四大美女がGWに集結しているのだ、あんな風に驚くのが当たり前と言えるだろう。
「では、揃いましたし行きましょうか」
「どうやって向かうの?」
「車を用意してあるので、それで向かいましょう」
そう言って歩き出す柊さんに、俺達は言われたままついていく。
すると駅の駐車スペースに、一台だけ明らかに高級そうな大きなワゴン車が止まっていた。
「あら、お友達揃ったかしら?」
「ええ、お母さん。車の中で紹介するわ」
そして、そのワゴン車から一人の女性が降りて来たかと思うと、俺達に向かって「どうも、麗華の母です。今日はよろしくね」と自己紹介してくれた。
どうやら今日は、柊さんのお母さんの運転で目的地まで向かうようだ。
それにしても、第一印象は綺麗なお姉さんだなといった感じで、最初は柊さんのお姉さんかと思った。
でもまさか、それがお母さんだとは誰も思わなかったようで、俺に限らず他三人もその美しさにとても驚いていた。
このお母さんから柊さんが生まれたというなら、それはもう納得するしかなかった――。
こうして荷物を荷台に乗せると、車の中へと乗り込む。
助手席には柊さんが座り、残りの四人が後部座席へと座る形となったのだが、何故か他の三人は顔を見合わせながら中々乗り込もうとはしない。
「どうした? 乗らないの?」
そんな彼女達を不思議に思いつつ、俺はそう声をかけながら先に乗り込むことにした。
すると普段は控えめな星野さんが、まるで俺から離れないように続いて車に乗り込んでくるのであった。
そして、そんな星野さんに楓花と如月さんの二人が慌てて続く。
さっきの間は何だったんだという感じだが、結果一番後ろの席には俺と星野さんが一緒に座り、その前列に楓花と如月さんが座る形となった。

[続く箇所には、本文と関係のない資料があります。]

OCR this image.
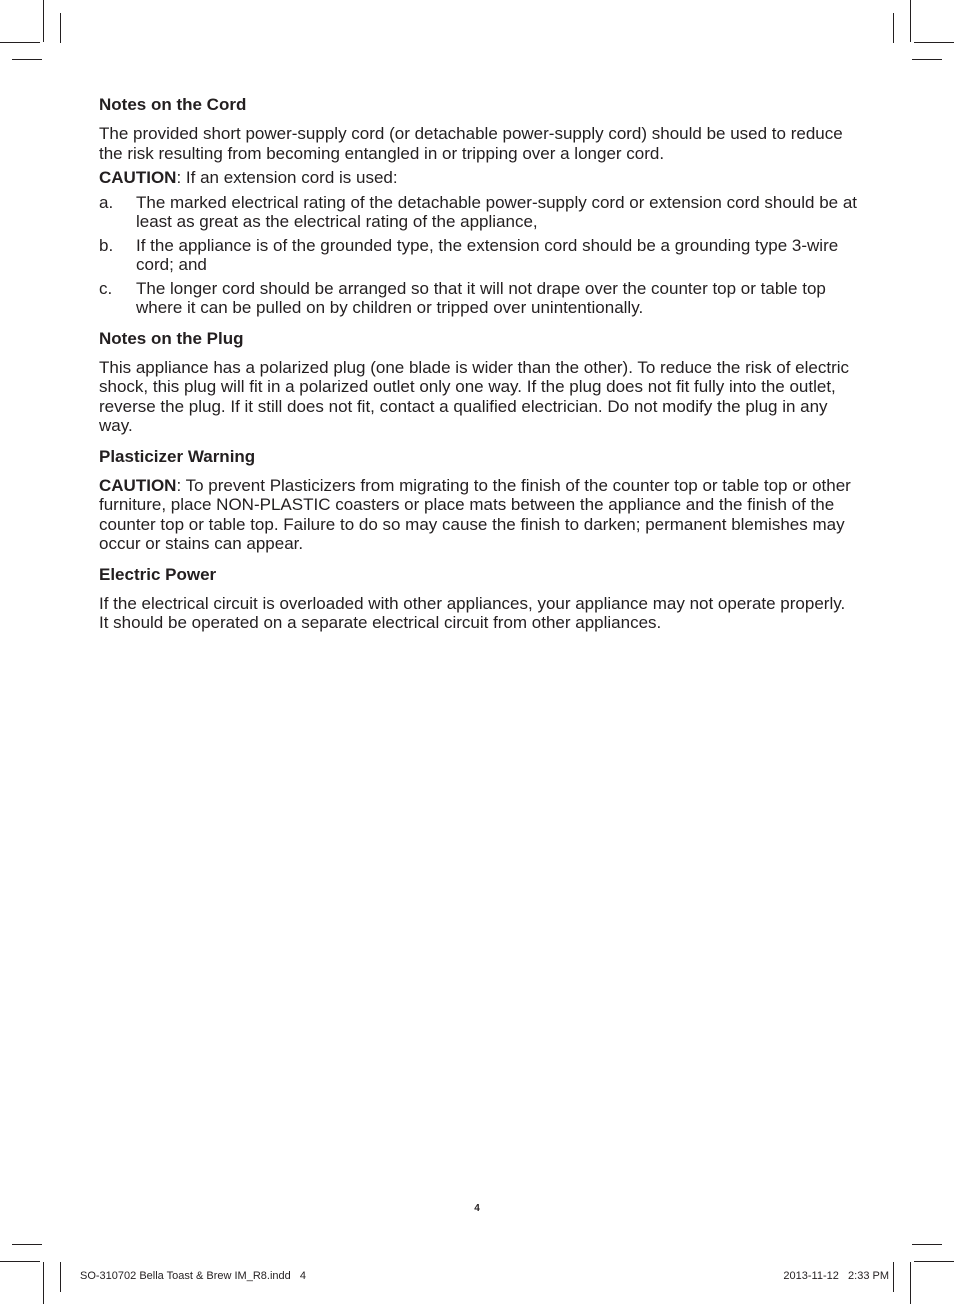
Notes on the Cord

The provided short power-supply cord (or detachable power-supply cord) should be used to reduce the risk resulting from becoming entangled in or tripping over a longer cord.

CAUTION: If an extension cord is used:

a. The marked electrical rating of the detachable power-supply cord or extension cord should be at least as great as the electrical rating of the appliance,
b. If the appliance is of the grounded type, the extension cord should be a grounding type 3-wire cord; and
c. The longer cord should be arranged so that it will not drape over the counter top or table top where it can be pulled on by children or tripped over unintentionally.
Notes on the Plug

This appliance has a polarized plug (one blade is wider than the other). To reduce the risk of electric shock, this plug will fit in a polarized outlet only one way. If the plug does not fit fully into the outlet, reverse the plug. If it still does not fit, contact a qualified electrician. Do not modify the plug in any way.

Plasticizer Warning

CAUTION: To prevent Plasticizers from migrating to the finish of the counter top or table top or other furniture, place NON-PLASTIC coasters or place mats between the appliance and the finish of the counter top or table top. Failure to do so may cause the finish to darken; permanent blemishes may occur or stains can appear.

Electric Power

If the electrical circuit is overloaded with other appliances, your appliance may not operate properly. It should be operated on a separate electrical circuit from other appliances.

4
SO-310702 Bella Toast & Brew IM_R8.indd   4	2013-11-12   2:33 PM
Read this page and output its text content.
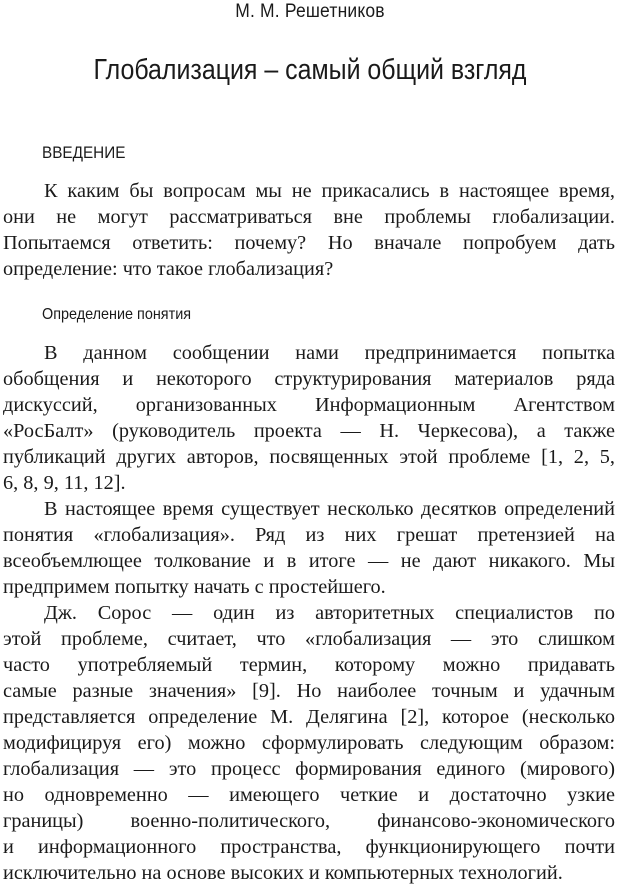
М. М. Решетников
Глобализация – самый общий взгляд
ВВЕДЕНИЕ
К каким бы вопросам мы не прикасались в настоящее время,
они не могут рассматриваться вне проблемы глобализации.
Попытаемся ответить: почему? Но вначале попробуем дать
определение: что такое глобализация?
Определение понятия
В данном сообщении нами предпринимается попытка
обобщения и некоторого структурирования материалов ряда
дискуссий, организованных Информационным Агентством
«РосБалт» (руководитель проекта — Н. Черкесова), а также
публикаций других авторов, посвященных этой проблеме [1, 2, 5,
6, 8, 9, 11, 12].
В настоящее время существует несколько десятков определений
понятия «глобализация». Ряд из них грешат претензией на
всеобъемлющее толкование и в итоге — не дают никакого. Мы
предпримем попытку начать с простейшего.
Дж. Сорос — один из авторитетных специалистов по
этой проблеме, считает, что «глобализация — это слишком
часто употребляемый термин, которому можно придавать
самые разные значения» [9]. Но наиболее точным и удачным
представляется определение М. Делягина [2], которое (несколько
модифицируя его) можно сформулировать следующим образом:
глобализация — это процесс формирования единого (мирового)
но одновременно — имеющего четкие и достаточно узкие
границы) военно-политического, финансово-экономического
и информационного пространства, функционирующего почти
исключительно на основе высоких и компьютерных технологий.
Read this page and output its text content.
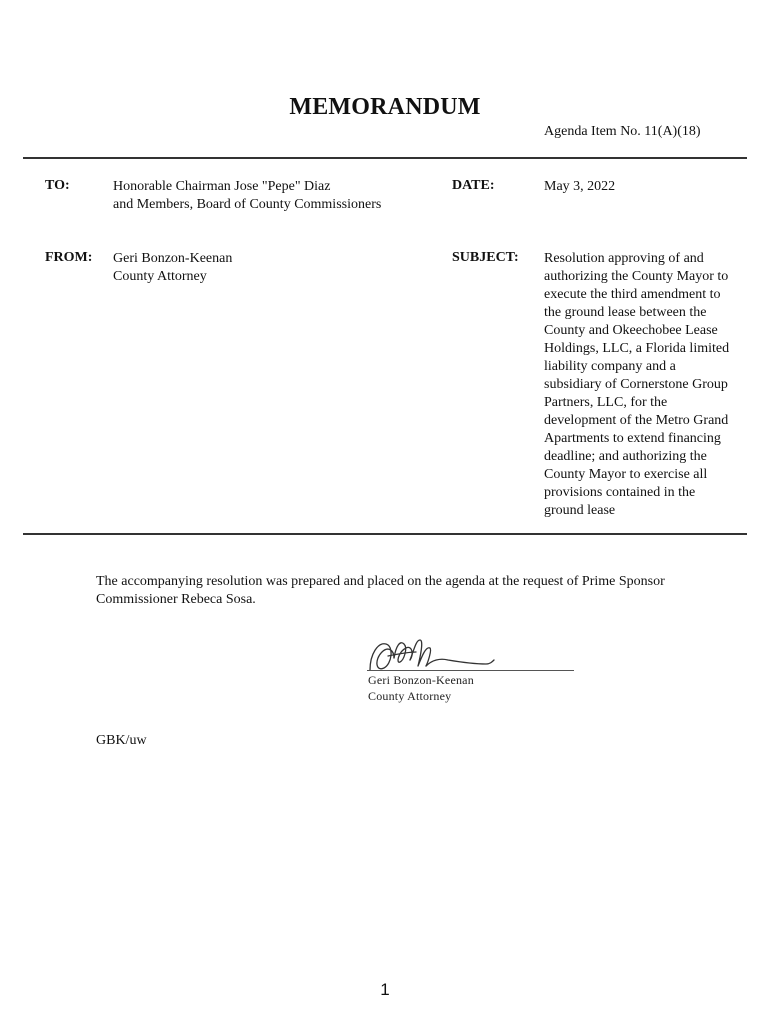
MEMORANDUM
Agenda Item No. 11(A)(18)
TO:	Honorable Chairman Jose "Pepe" Diaz
and Members, Board of County Commissioners
DATE:	May 3, 2022
FROM: Geri Bonzon-Keenan
County Attorney
SUBJECT: Resolution approving of and
authorizing the County Mayor to
execute the third amendment to
the ground lease between the
County and Okeechobee Lease
Holdings, LLC, a Florida limited
liability company and a
subsidiary of Cornerstone Group
Partners, LLC, for the
development of the Metro Grand
Apartments to extend financing
deadline; and authorizing the
County Mayor to exercise all
provisions contained in the
ground lease
The accompanying resolution was prepared and placed on the agenda at the request of Prime Sponsor Commissioner Rebeca Sosa.
Geri Bonzon-Keenan
County Attorney
GBK/uw
1
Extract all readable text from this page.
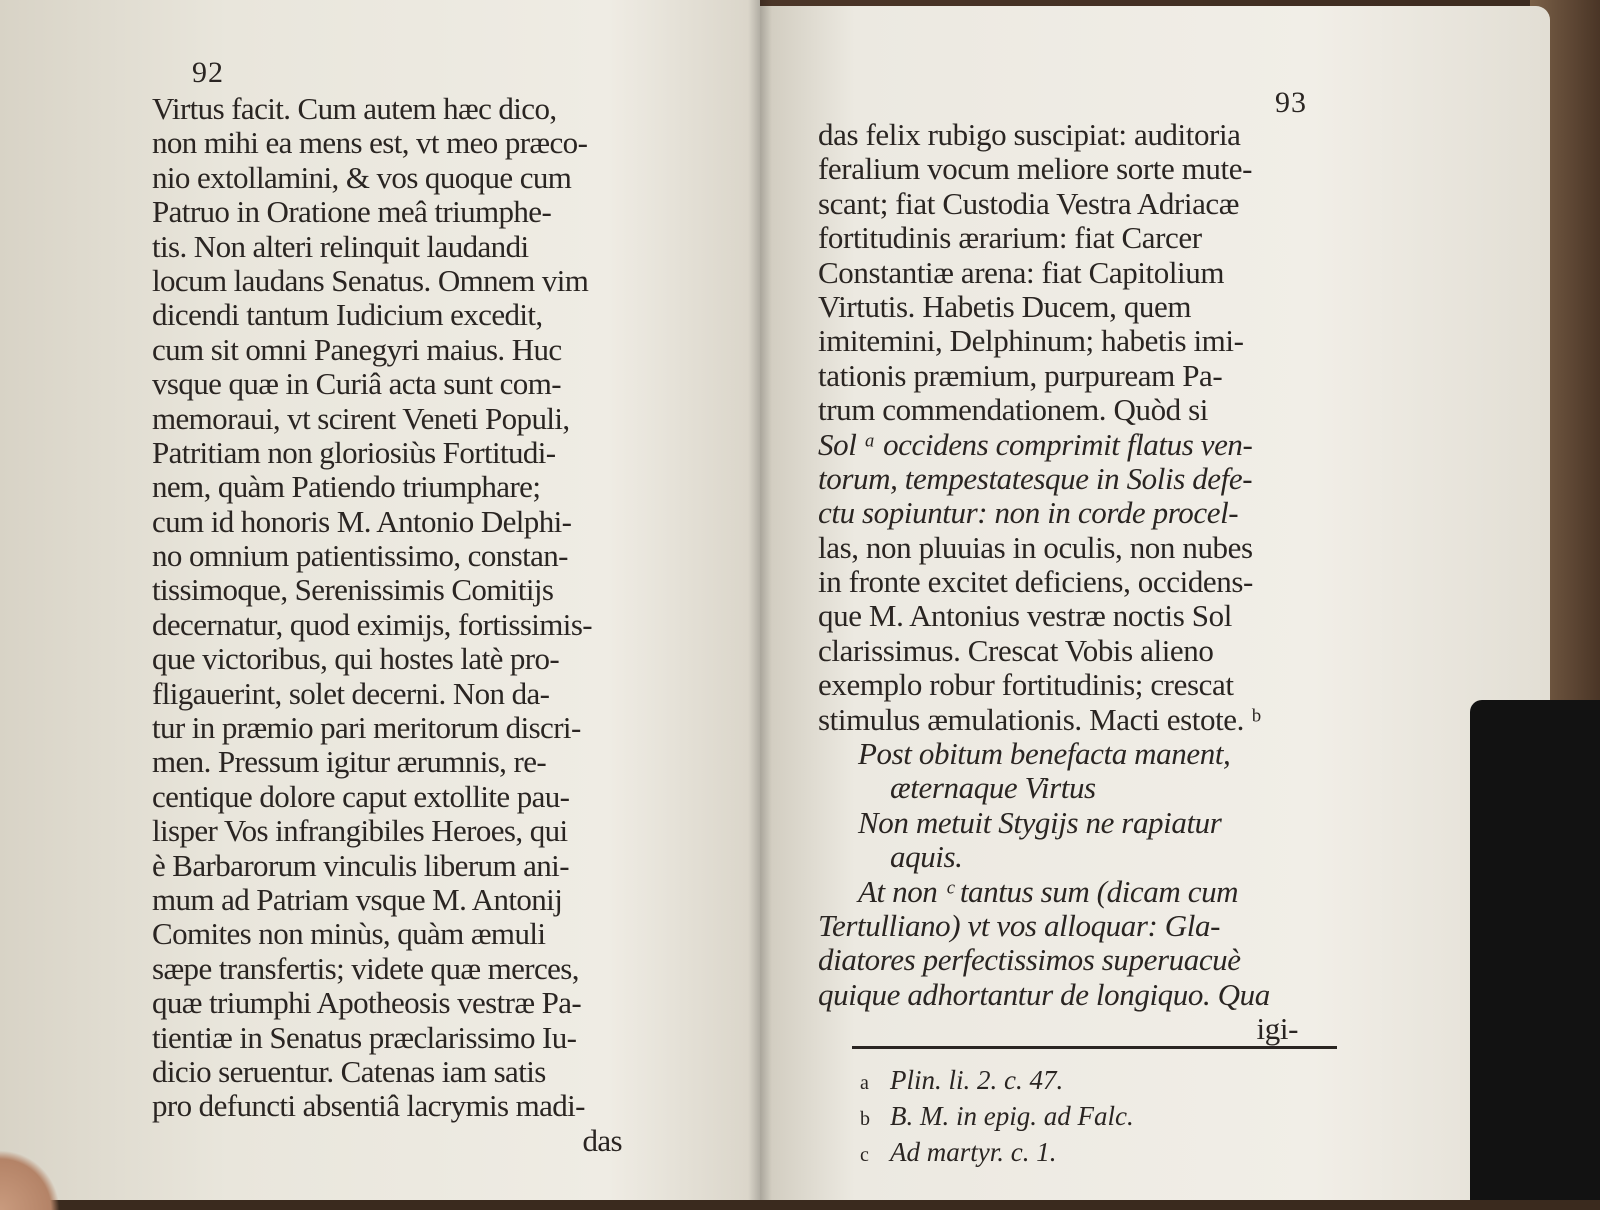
92
Virtus facit. Cum autem hæc dico,
non mihi ea mens est, vt meo præco-
nio extollamini, & vos quoque cum
Patruo in Oratione meâ triumphe-
tis. Non alteri relinquit laudandi
locum laudans Senatus. Omnem vim
dicendi tantum Iudicium excedit,
cum sit omni Panegyri maius. Huc
vsque quæ in Curiâ acta sunt com-
memoraui, vt scirent Veneti Populi,
Patritiam non gloriosiùs Fortitudi-
nem, quàm Patiendo triumphare;
cum id honoris M. Antonio Delphi-
no omnium patientissimo, constan-
tissimoque, Serenissimis Comitijs
decernatur, quod eximijs, fortissimis-
que victoribus, qui hostes latè pro-
fligauerint, solet decerni. Non da-
tur in præmio pari meritorum discri-
men. Pressum igitur ærumnis, re-
centique dolore caput extollite pau-
lisper Vos infrangibiles Heroes, qui
è Barbarorum vinculis liberum ani-
mum ad Patriam vsque M. Antonij
Comites non minùs, quàm æmuli
sæpe transfertis; videte quæ merces,
quæ triumphi Apotheosis vestræ Pa-
tientiæ in Senatus præclarissimo Iu-
dicio seruentur. Catenas iam satis
pro defuncti absentiâ lacrymis madi-
das
93
das felix rubigo suscipiat: auditoria
feralium vocum meliore sorte mute-
scant; fiat Custodia Vestra Adriacæ
fortitudinis ærarium: fiat Carcer
Constantiæ arena: fiat Capitolium
Virtutis. Habetis Ducem, quem
imitemini, Delphinum; habetis imi-
tationis præmium, purpuream Pa-
trum commendationem. Quòd si
Sol ᵃ occidens comprimit flatus ven-
torum, tempestatesque in Solis defe-
ctu sopiuntur: non in corde procel-
las, non pluuias in oculis, non nubes
in fronte excitet deficiens, occidens-
que M. Antonius vestræ noctis Sol
clarissimus. Crescat Vobis alieno
exemplo robur fortitudinis; crescat
stimulus æmulationis. Macti estote. ᵇ
Post obitum benefacta manent,
æternaque Virtus
Non metuit Stygijs ne rapiatur
aquis.
At non ᶜ tantus sum (dicam cum
Tertulliano) vt vos alloquar: Gla-
diatores perfectissimos superuacuè
quique adhortantur de longiquo. Qua
igi-
a Plin. li. 2. c. 47.
b B. M. in epig. ad Falc.
c Ad martyr. c. 1.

心なしか、楓花と如月さんは不満そうな表情を浮かべており、それに対して星野さんは、まるで勝ち誇るかのように大層ご満悦な様子だった。
「では、向かいましょうか」
そして、そんな俺達を前から面白そうに眺めていた柊さんの一言で、車は発進する。
こうしていよいよ、俺達のGWが始まるのであった。